New insights into causes of sudden cardiac death in the young

Genetic testing has shed new light on the deaths of nearly 500 young Australians and New Zealanders who died from sudden cardiac death in a 3-year period, the New England Journal of Medicine reports today.

“Sudden cardiac death in children and young adults has a devastating impact on families, care providers and the community,” says the University of Sydney’s Professor Chris Semsarian, who led the multinational study, which included researchers from the Murdoch Children’s Research Institute and the University of Melbourne.

“It’s a tragedy that claims the lives of two to three young Australians each week.

“Sudden cardiac death is a sudden, unexpected death in an otherwise healthy person occurring within an hour of symptom onset, or when unwitnessed, within 24 hours of the person last being seen in good health,” says Professor Semsarian.

To source the cause of these deaths, researchers prospectively investigated all 490 cases of sudden cardiac death (SCD) occurring among people aged one to 35 years from 2010 to 2012.

Key results

They found a cause of death in 60 per cent of cases (292) by reviewing information from autopsies, coronial and police reports. Most of these deaths were explained by coronary artery disease (24 per cent), inherited cardiomyopathies (16 per cent), myocarditis (7 per cent) and aortic dissection (4 per cent).

However, the remaining 40 per cent (198) of cases were initially unexplained at autopsy.

To shed light on these, researchers obtained permission to analyse blood from many of these cases and do clinical screening among family members.

Testing found that one in four (27 per cent) unexplained sudden cardiac deaths had a clinically relevant genetic mutation, despite these people having structurally normal hearts.

Age level analysis revealed that 31 to 35 year-olds had the highest incidence of SCD while 16-20 year-olds had the highest incidence of unexplained SCD deaths.

Also, most SCD cases occurred during sleep (38 per cent) or rest (27 per cent), questioning the efficacy of limiting strenuous physical activity as a way to reduce SCD among children and young adults.

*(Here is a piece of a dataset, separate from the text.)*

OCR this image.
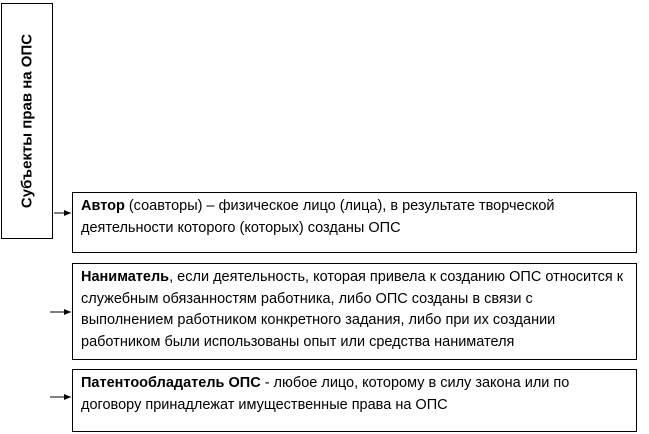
Субъекты прав на ОПС	Автор (соавторы) – физическое лицо (лица), в результате творческой деятельности которого (которых) созданы ОПС
Наниматель, если деятельность, которая привела к созданию ОПС относится к служебным обязанностям работника, либо ОПС созданы в связи с выполнением работником конкретного задания, либо при их создании работником были использованы опыт или средства нанимателя
Патентообладатель ОПС - любое лицо, которому в силу закона или по договору принадлежат имущественные права на ОПС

“Making a clear genetic diagnosis in cases of unexplained sudden cardiac death in a young person has implications for surviving relatives,” says Professor Semsarian.

“Pinpointing the underlying cause can save the lives of others and bring some comfort to devastated families, especially when many of these deaths go unexplained.”

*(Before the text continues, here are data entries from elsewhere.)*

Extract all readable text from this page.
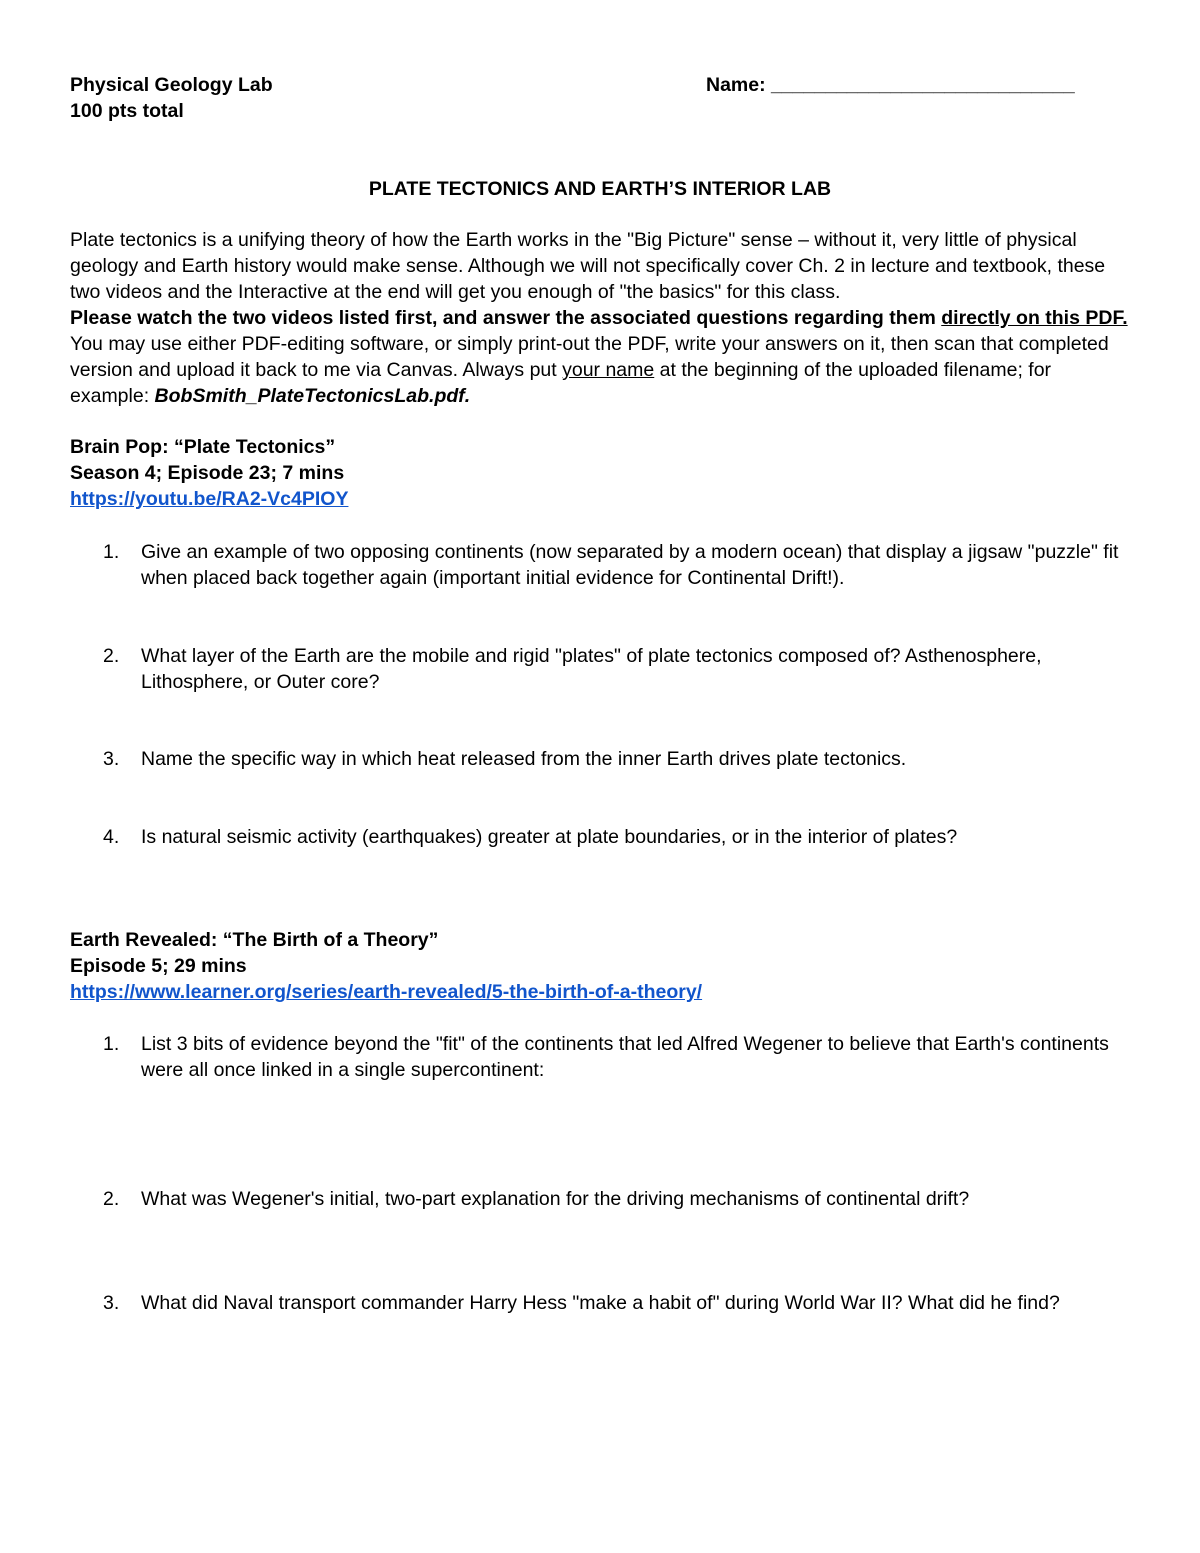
Physical Geology Lab
100 pts total
Name: ____________________________
PLATE TECTONICS AND EARTH’S INTERIOR LAB
Plate tectonics is a unifying theory of how the Earth works in the "Big Picture" sense – without it, very little of physical geology and Earth history would make sense. Although we will not specifically cover Ch. 2 in lecture and textbook, these two videos and the Interactive at the end will get you enough of "the basics" for this class.
Please watch the two videos listed first, and answer the associated questions regarding them directly on this PDF. You may use either PDF-editing software, or simply print-out the PDF, write your answers on it, then scan that completed version and upload it back to me via Canvas. Always put your name at the beginning of the uploaded filename; for example: BobSmith_PlateTectonicsLab.pdf.
Brain Pop: “Plate Tectonics”
Season 4; Episode 23; 7 mins
https://youtu.be/RA2-Vc4PIOY
1.	Give an example of two opposing continents (now separated by a modern ocean) that display a jigsaw "puzzle" fit when placed back together again (important initial evidence for Continental Drift!).
2.	What layer of the Earth are the mobile and rigid "plates" of plate tectonics composed of? Asthenosphere, Lithosphere, or Outer core?
3.	Name the specific way in which heat released from the inner Earth drives plate tectonics.
4.	Is natural seismic activity (earthquakes) greater at plate boundaries, or in the interior of plates?
Earth Revealed: “The Birth of a Theory”
Episode 5; 29 mins
https://www.learner.org/series/earth-revealed/5-the-birth-of-a-theory/
1.	List 3 bits of evidence beyond the "fit" of the continents that led Alfred Wegener to believe that Earth's continents were all once linked in a single supercontinent:
2.	What was Wegener's initial, two-part explanation for the driving mechanisms of continental drift?
3.	What did Naval transport commander Harry Hess "make a habit of" during World War II? What did he find?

One of the study’s co-authors, Associate Professor Andrew Davis from Murdoch Children's Research Institute (MCRI), said that this information will be of direct benefit to families who have lost a child from sudden cardiac death. The multidisciplinary model of care we have developed along-side the study involves comprehensive clinical assessment and sophisticated genetic analysis to identify at-risk members who may benefit from simple but life-saving preventative therapy.

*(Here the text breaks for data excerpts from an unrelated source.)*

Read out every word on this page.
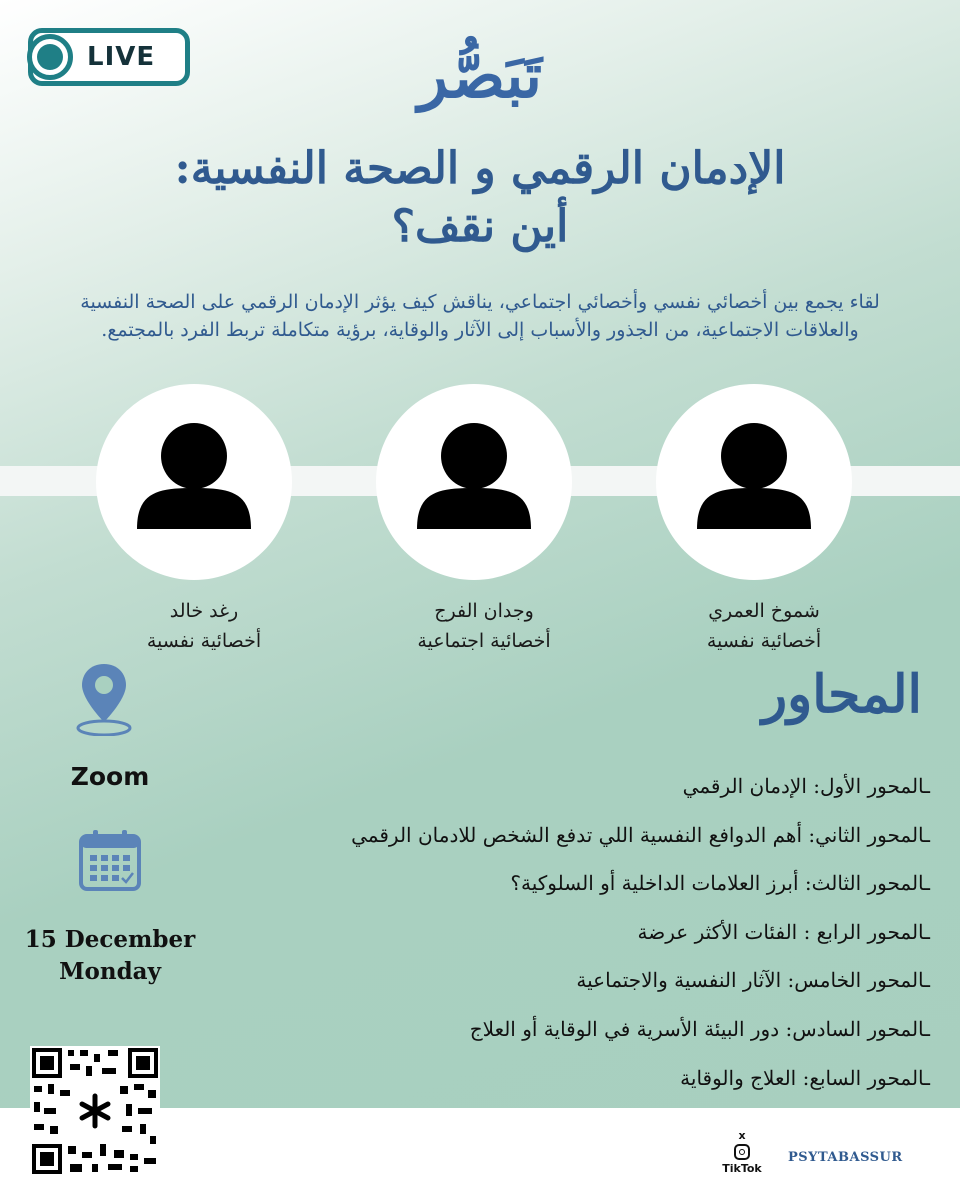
LIVE	تَبَصُّر
الإدمان الرقمي و الصحة النفسية:
أين نقف؟
لقاء يجمع بين أخصائي نفسي وأخصائي اجتماعي، يناقش كيف يؤثر الإدمان الرقمي على الصحة النفسية
والعلاقات الاجتماعية، من الجذور والأسباب إلى الآثار والوقاية، برؤية متكاملة تربط الفرد بالمجتمع.
شموخ العمري
أخصائية نفسية
وجدان الفرج
أخصائية اجتماعية
رغد خالد
أخصائية نفسية
Zoom
15 December
Monday
المحاور
ـالمحور الأول: الإدمان الرقمي
ـالمحور الثاني: أهم الدوافع النفسية اللي تدفع الشخص للادمان الرقمي
ـالمحور الثالث: أبرز العلامات الداخلية أو السلوكية؟
ـالمحور الرابع : الفئات الأكثر عرضة
ـالمحور الخامس: الآثار النفسية والاجتماعية
ـالمحور السادس: دور البيئة الأسرية في الوقاية أو العلاج
ـالمحور السابع: العلاج والوقاية
x
TikTok
PSYTABASSUR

Beyond preventive advice and clinical care for at-risk family members, Semsarian says there are three ways to reduce sudden cardiac deaths in the broader community:

• Raise awareness – anyone who has had blackouts during exercise or a family history of genetic heart disorder may be at high-risk of sudden cardiac death. These people should see their GP to discuss a screening test.
• Teach CPR in schools, sports clubs, workplaces and community settings.
• Increase the availability of defibrillators and people trained to use them in schools, sports clubs and community venues.